1. İçeriğe git
  2. Ana menüye git
  3. DW'nin diğer sayfalarına git

Presseschau

15 Ocak 2010

Salı günü 7 büyüküğünde bir depremle sarsılan Karayipler'deki ada ülkesi Haiti'de ölü sayısı hala belli değil. Avrupa basını konuya geniş yer ayırıyor.

https://p.dw.com/p/LWTB
Fotoğraf: dpa

Sol liberal İtalyan La Repubblica gazetesinin konuyla ilgili yorumu şöyle:

"Haiti'de depremde ölen 50 ya da 100 bin kişi için cenaze töreni yapılması imkansız. Depremde yıkılan Notre Dame Katedrali ayakta olsaydı bile binlerce kurbana ortak bir törenin yapılabilmesi için gerekli rahip yok. Ülke genelinde çok sayıda Voodoo ayinleri düzenleniyor. Cenazeler, depremden kurtulanlar ve ölenlerin ruhlarını yatıştırmak için gömülmüyor."
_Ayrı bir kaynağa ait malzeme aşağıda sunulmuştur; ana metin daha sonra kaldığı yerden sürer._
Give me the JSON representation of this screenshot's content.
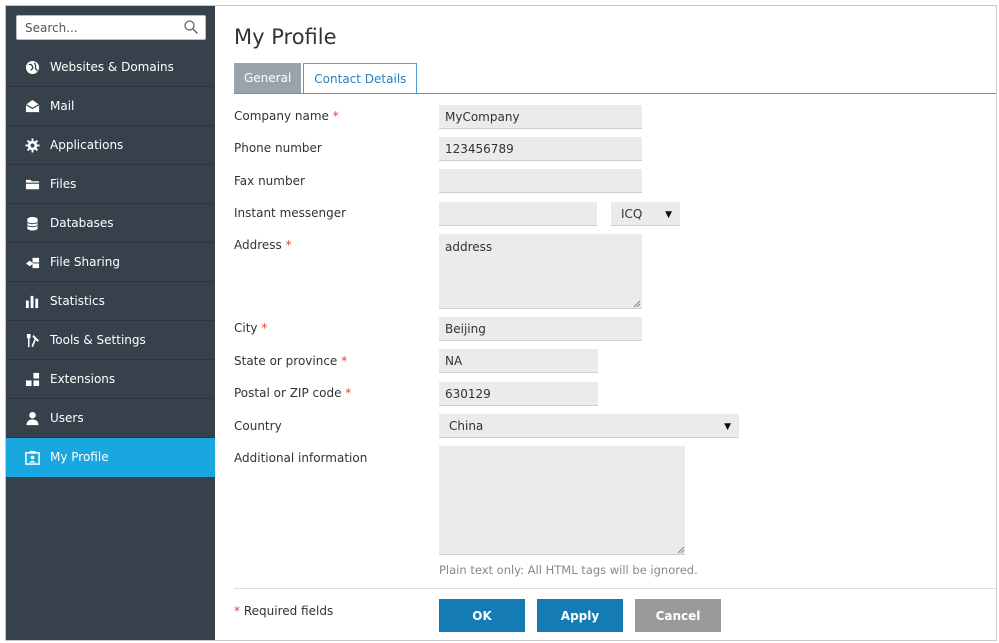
{
  "search": {
    "placeholder": "Search..."
  },
  "sidebar": {
    "items": [
      {
        "label": "Websites & Domains",
        "icon": "globe-icon"
      },
      {
        "label": "Mail",
        "icon": "mail-icon"
      },
      {
        "label": "Applications",
        "icon": "gear-icon"
      },
      {
        "label": "Files",
        "icon": "folder-icon"
      },
      {
        "label": "Databases",
        "icon": "database-icon"
      },
      {
        "label": "File Sharing",
        "icon": "file-sharing-icon"
      },
      {
        "label": "Statistics",
        "icon": "bar-chart-icon"
      },
      {
        "label": "Tools & Settings",
        "icon": "tools-icon"
      },
      {
        "label": "Extensions",
        "icon": "extensions-icon"
      },
      {
        "label": "Users",
        "icon": "user-icon"
      },
      {
        "label": "My Profile",
        "icon": "profile-card-icon",
        "active": true
      }
    ],
    "colors": {
      "background": "#37414b",
      "active": "#19a7e0"
    }
  },
  "page": {
    "title": "My Profile"
  },
  "tabs": [
    {
      "label": "General",
      "active": false
    },
    {
      "label": "Contact Details",
      "active": true
    }
  ],
  "form": {
    "company_name": {
      "label": "Company name",
      "value": "MyCompany",
      "required": "*"
    },
    "phone": {
      "label": "Phone number",
      "value": "123456789"
    },
    "fax": {
      "label": "Fax number",
      "value": ""
    },
    "messenger": {
      "label": "Instant messenger",
      "value": "",
      "type": "ICQ"
    },
    "address": {
      "label": "Address",
      "value": "address",
      "required": "*"
    },
    "city": {
      "label": "City",
      "value": "Beijing",
      "required": "*"
    },
    "state": {
      "label": "State or province",
      "value": "NA",
      "required": "*"
    },
    "postal": {
      "label": "Postal or ZIP code",
      "value": "630129",
      "required": "*"
    },
    "country": {
      "label": "Country",
      "value": "China"
    },
    "additional": {
      "label": "Additional information",
      "value": "",
      "hint": "Plain text only: All HTML tags will be ignored."
    }
  },
  "footer": {
    "required_star": "*",
    "required_note": "Required fields",
    "ok_label": "OK",
    "apply_label": "Apply",
    "cancel_label": "Cancel"
  },
  "colors": {
    "primary_button": "#157bb5",
    "cancel_button": "#9a9a9a",
    "required": "#e0443a",
    "tab_active": "#2b7fb8"
  }
}
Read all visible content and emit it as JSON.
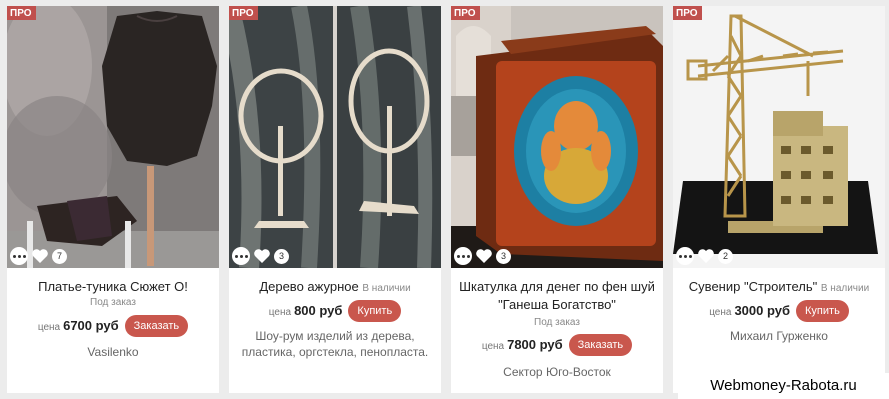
{
  "colors": {
    "badge": "#c0504d",
    "button": "#c9574d",
    "page_bg": "#ececec"
  },
  "icons": {
    "more": "more-dots-icon",
    "like": "heart-icon"
  },
  "cards": [
    {
      "badge": "ПРО",
      "likes": "7",
      "title": "Платье-туника Сюжет О!",
      "note": "Под заказ",
      "price_label": "цена",
      "price": "6700 руб",
      "button": "Заказать",
      "seller": "Vasilenko"
    },
    {
      "badge": "ПРО",
      "likes": "3",
      "title": "Дерево ажурное",
      "availability": "В наличии",
      "price_label": "цена",
      "price": "800 руб",
      "button": "Купить",
      "seller": "Шоу-рум изделий из дерева, пластика, оргстекла, пенопласта."
    },
    {
      "badge": "ПРО",
      "likes": "3",
      "title": "Шкатулка для денег по фен шуй \"Ганеша Богатство\"",
      "note": "Под заказ",
      "price_label": "цена",
      "price": "7800 руб",
      "button": "Заказать",
      "seller": "Сектор Юго-Восток"
    },
    {
      "badge": "ПРО",
      "likes": "2",
      "title": "Сувенир \"Строитель\"",
      "availability": "В наличии",
      "price_label": "цена",
      "price": "3000 руб",
      "button": "Купить",
      "seller": "Михаил Гурженко"
    }
  ],
  "watermark": "Webmoney-Rabota.ru"
}
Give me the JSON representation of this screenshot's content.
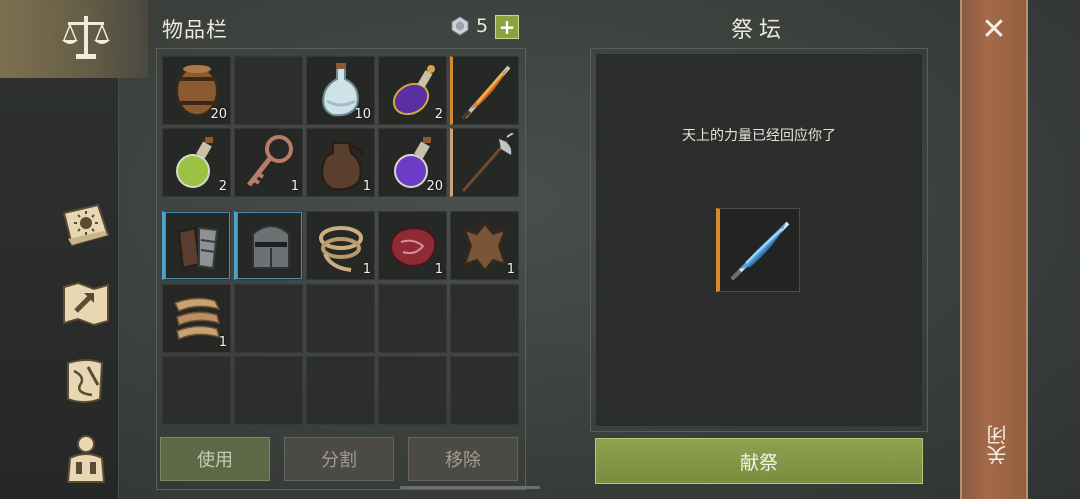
{
  "inventory": {
    "title": "物品栏",
    "gem_count": "5",
    "plus_label": "+",
    "slots_row1": [
      {
        "name": "barrel-icon",
        "count": "20"
      },
      {
        "name": "empty",
        "count": ""
      },
      {
        "name": "water-flask-icon",
        "count": "10"
      },
      {
        "name": "purple-potion-icon",
        "count": "2"
      },
      {
        "name": "flame-sword-icon",
        "count": ""
      }
    ],
    "slots_row2": [
      {
        "name": "green-potion-icon",
        "count": "2"
      },
      {
        "name": "key-icon",
        "count": "1"
      },
      {
        "name": "leather-flask-icon",
        "count": "1"
      },
      {
        "name": "violet-potion-icon",
        "count": "20"
      },
      {
        "name": "halberd-icon",
        "count": ""
      }
    ],
    "slots_row3": [
      {
        "name": "gauntlets-icon",
        "count": ""
      },
      {
        "name": "helmet-icon",
        "count": ""
      },
      {
        "name": "rope-icon",
        "count": "1"
      },
      {
        "name": "meat-icon",
        "count": "1"
      },
      {
        "name": "hide-icon",
        "count": "1"
      }
    ],
    "slots_row4": [
      {
        "name": "cloth-icon",
        "count": "1"
      }
    ],
    "buttons": {
      "use": "使用",
      "split": "分割",
      "remove": "移除"
    }
  },
  "altar": {
    "title": "祭坛",
    "message": "天上的力量已经回应你了",
    "offer_label": "献祭"
  },
  "close": {
    "icon": "close-icon",
    "label": "关闭"
  },
  "colors": {
    "accent_green": "#8fa04f",
    "rare_orange": "#d9892d",
    "equipped_blue": "#4ea3c7",
    "close_bar": "#a46a4a"
  }
}
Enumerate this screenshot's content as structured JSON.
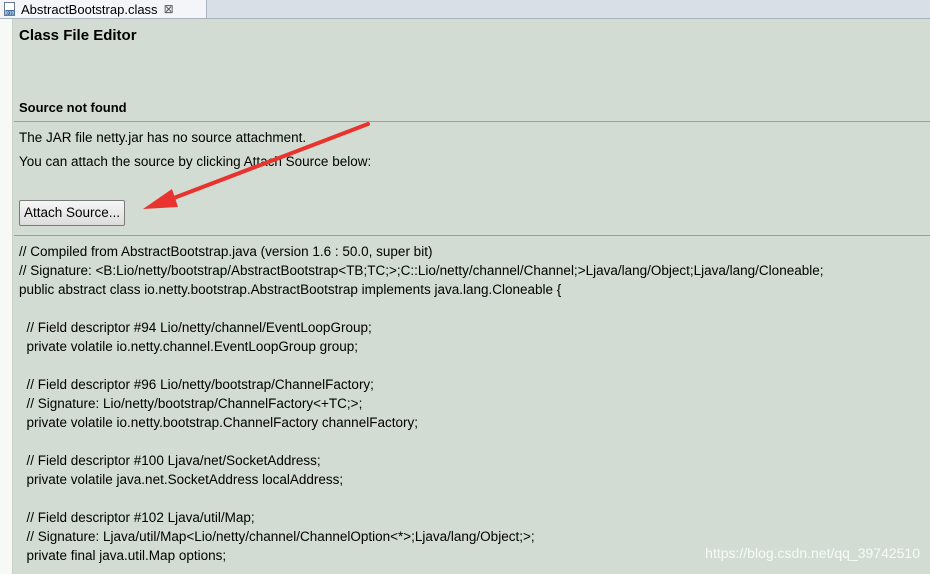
{
  "tab": {
    "label": "AbstractBootstrap.class",
    "close": "⊠"
  },
  "editor": {
    "title": "Class File Editor",
    "section_title": "Source not found",
    "message1": "The JAR file netty.jar has no source attachment.",
    "message2": "You can attach the source by clicking Attach Source below:",
    "attach_button": "Attach Source..."
  },
  "code_lines": [
    "// Compiled from AbstractBootstrap.java (version 1.6 : 50.0, super bit)",
    "// Signature: <B:Lio/netty/bootstrap/AbstractBootstrap<TB;TC;>;C::Lio/netty/channel/Channel;>Ljava/lang/Object;Ljava/lang/Cloneable;",
    "public abstract class io.netty.bootstrap.AbstractBootstrap implements java.lang.Cloneable {",
    "",
    "  // Field descriptor #94 Lio/netty/channel/EventLoopGroup;",
    "  private volatile io.netty.channel.EventLoopGroup group;",
    "",
    "  // Field descriptor #96 Lio/netty/bootstrap/ChannelFactory;",
    "  // Signature: Lio/netty/bootstrap/ChannelFactory<+TC;>;",
    "  private volatile io.netty.bootstrap.ChannelFactory channelFactory;",
    "",
    "  // Field descriptor #100 Ljava/net/SocketAddress;",
    "  private volatile java.net.SocketAddress localAddress;",
    "",
    "  // Field descriptor #102 Ljava/util/Map;",
    "  // Signature: Ljava/util/Map<Lio/netty/channel/ChannelOption<*>;Ljava/lang/Object;>;",
    "  private final java.util.Map options;"
  ],
  "watermark": "https://blog.csdn.net/qq_39742510",
  "colors": {
    "editor_background": "#d2dcd2",
    "separator": "#8f9fb8",
    "annotation_arrow": "#e8332e"
  },
  "icons": {
    "tab_icon": "class-file-icon",
    "annotation": "red-arrow-icon"
  }
}
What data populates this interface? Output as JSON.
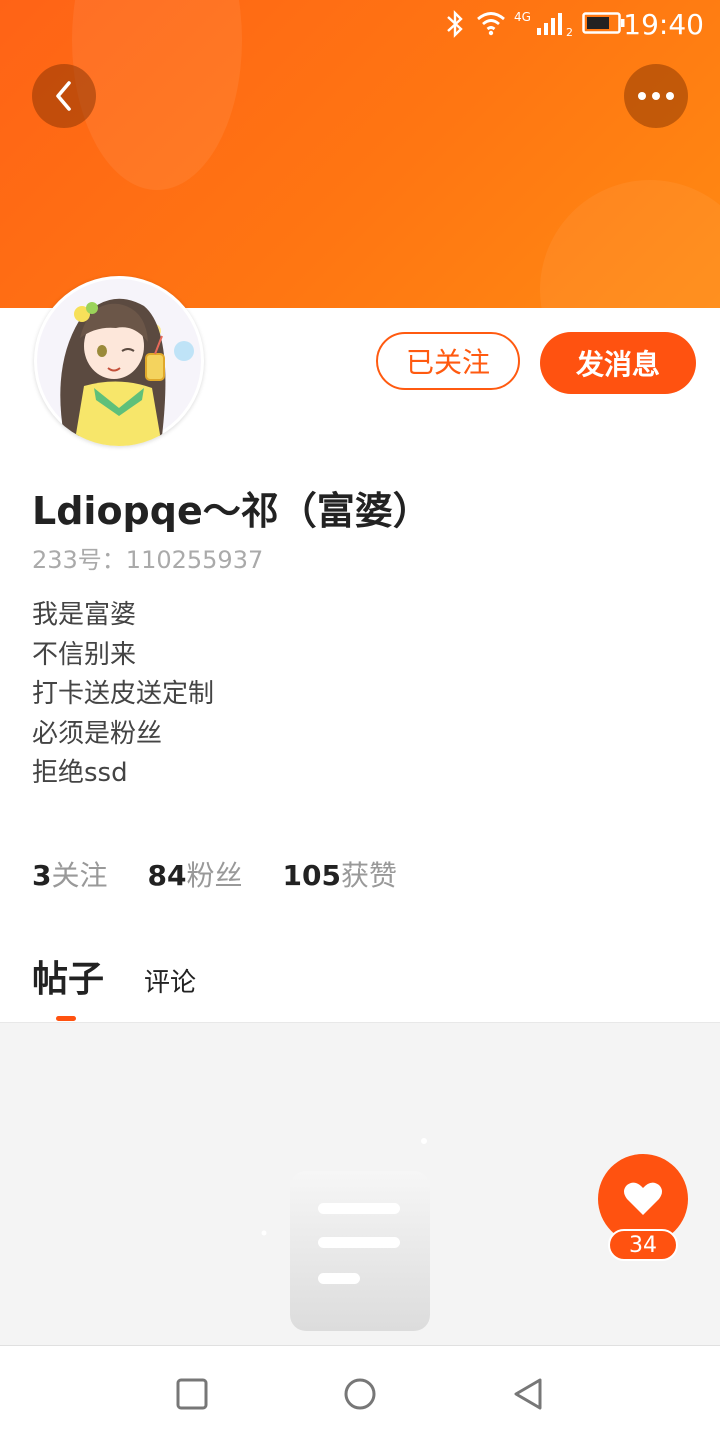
{
  "status_bar": {
    "time": "19:40",
    "network": "4G",
    "sim_slot": "2",
    "icons": [
      "bluetooth-icon",
      "wifi-icon",
      "signal-icon",
      "battery-icon"
    ]
  },
  "header": {
    "back_icon": "chevron-left-icon",
    "more_icon": "more-dots-icon",
    "color": "#ff6a14"
  },
  "profile": {
    "username": "Ldiopqe～祁（富婆）",
    "uid": "233号：110255937",
    "bio": [
      "我是富婆",
      "不信别来",
      "打卡送皮送定制",
      "必须是粉丝",
      "拒绝ssd"
    ],
    "follow_button": "已关注",
    "message_button": "发消息"
  },
  "stats": {
    "following_count": "3",
    "following_label": "关注",
    "fans_count": "84",
    "fans_label": "粉丝",
    "likes_count": "105",
    "likes_label": "获赞"
  },
  "tabs": {
    "posts": "帖子",
    "comments": "评论",
    "active": "帖子"
  },
  "like_fab": {
    "count": "34",
    "icon": "heart-icon"
  },
  "navbar": {
    "icons": [
      "recent-apps-icon",
      "home-icon",
      "back-icon"
    ]
  },
  "accent_color": "#ff5210"
}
Fransız Le Monde gazetesinin aynı konuyla ilgili yorumu ise şöyle:

"Dünya genelinde bütün medya birdenbire Haiti ile ilgili haberler yapmaya başladı. Dünyanın güçlü ülkeleri mikrofon ve kameraların önüne çıkarak Haiti'ye yapacakları yardımları açıklıyorlar. Oysa deprem öncesinde bazı yazarlar Haiti'deki durumun aciliyeti konusunda dünyanın dikkatini çekmeye çalıştılar, ancak onlara kimse kulak vermedi. Haiti gibi dünyanın en yoksul ülkeleri ancak afet olduğunda gündeme geliyor. Birkaç özel yayın yapıldıktan sonra yeni bir gelişmeye kadar ülke unutuluyor. Ancak şimdi bu olmamalı. 1792 yılında Fransızların kurduğu, Fransızca'nın konuşulduğu, iki milyondan fazla nüfusa sahip başkentin büyük kısmı yıkıldı. Fransa Cumhurbaşkanı Nicolas Sarkozy'nin de dile getirdiği bu bağı, Fransa kadar ABD de dikkate almalı ve sorumluluk üstlenmeli."

Bu konuyla ilgili aktaracağımız son yorum, Alman Frankfurter Allgemeine Zeitung'dan:

"Başarısız olmuş, işlemeyen bir devlet, yabancı yardım görevlilerine de sorun çıkarmayacaktır. (...) ABD Dışişleri Bakanı Hillary Clinton'un yanı sıra Savunma Bakanı Robert Gates'in de Haiti konusuna el atması, bunun açık bir göstergesi. Kaosun askeri yöntemlerle ortadan kaldırılması, çok basit. Haiti'ye doğrudan yardımların uzun vadeli desteğe dönüşmesinin, ülkeye hiçbir zararı dokunmaz. Çünkü Haiti'nin buna uzun süre ihtiyacı var."

Luxemburger Wort ise bugünkü sayısında ABD'nin kapatmayı planladığı Guantanamo esir kampı ile ilgili tartışmalara yer veriyor:

"ABD Başkanı Barack Obama, selefi George Bush'un bıraktığı Guantanamo'yu kapatmak istiyor. Terör zanlıları artık ABD'de sivil ya da askeri mahkemelerde yargılanacak. Suçları ispatlanamazsa serbest bırakılacaklar. Ancak bunu hayata geçirmek, tahmin edildiğinden daha zor olacak. Kongre, Guantanamo'daki tutukluların ABD'de kalamayacağını yasaya ekletti. Birçok tutuklunun ülkelerine dönmeleri halinde izlenmeleri ya da işkenceye maruz kalma tehdidi olduğundan tek çözüm bunları üçüncü ülkelerin alması. ABD'nin müttefiki birçok ülke bunu kabul etti, bazıları ise hala düşünüyor. Çünkü bu gruba dahil zanlılar ileride kozalarından çıkar da terörist faaliyetler yürütürlerse, o zaman kabul eden ilgili hükümetlere, kendi vatandaşlarını yeterince korumadığı suçlaması yapılabilir. Guantanamo sorunun çözümü, ABD'nde terörizmle mücadelenin kazanılamadığını göstermesi açısından, iç politikada ciddi tartışmalara yol açmaya da hazır görünüyor."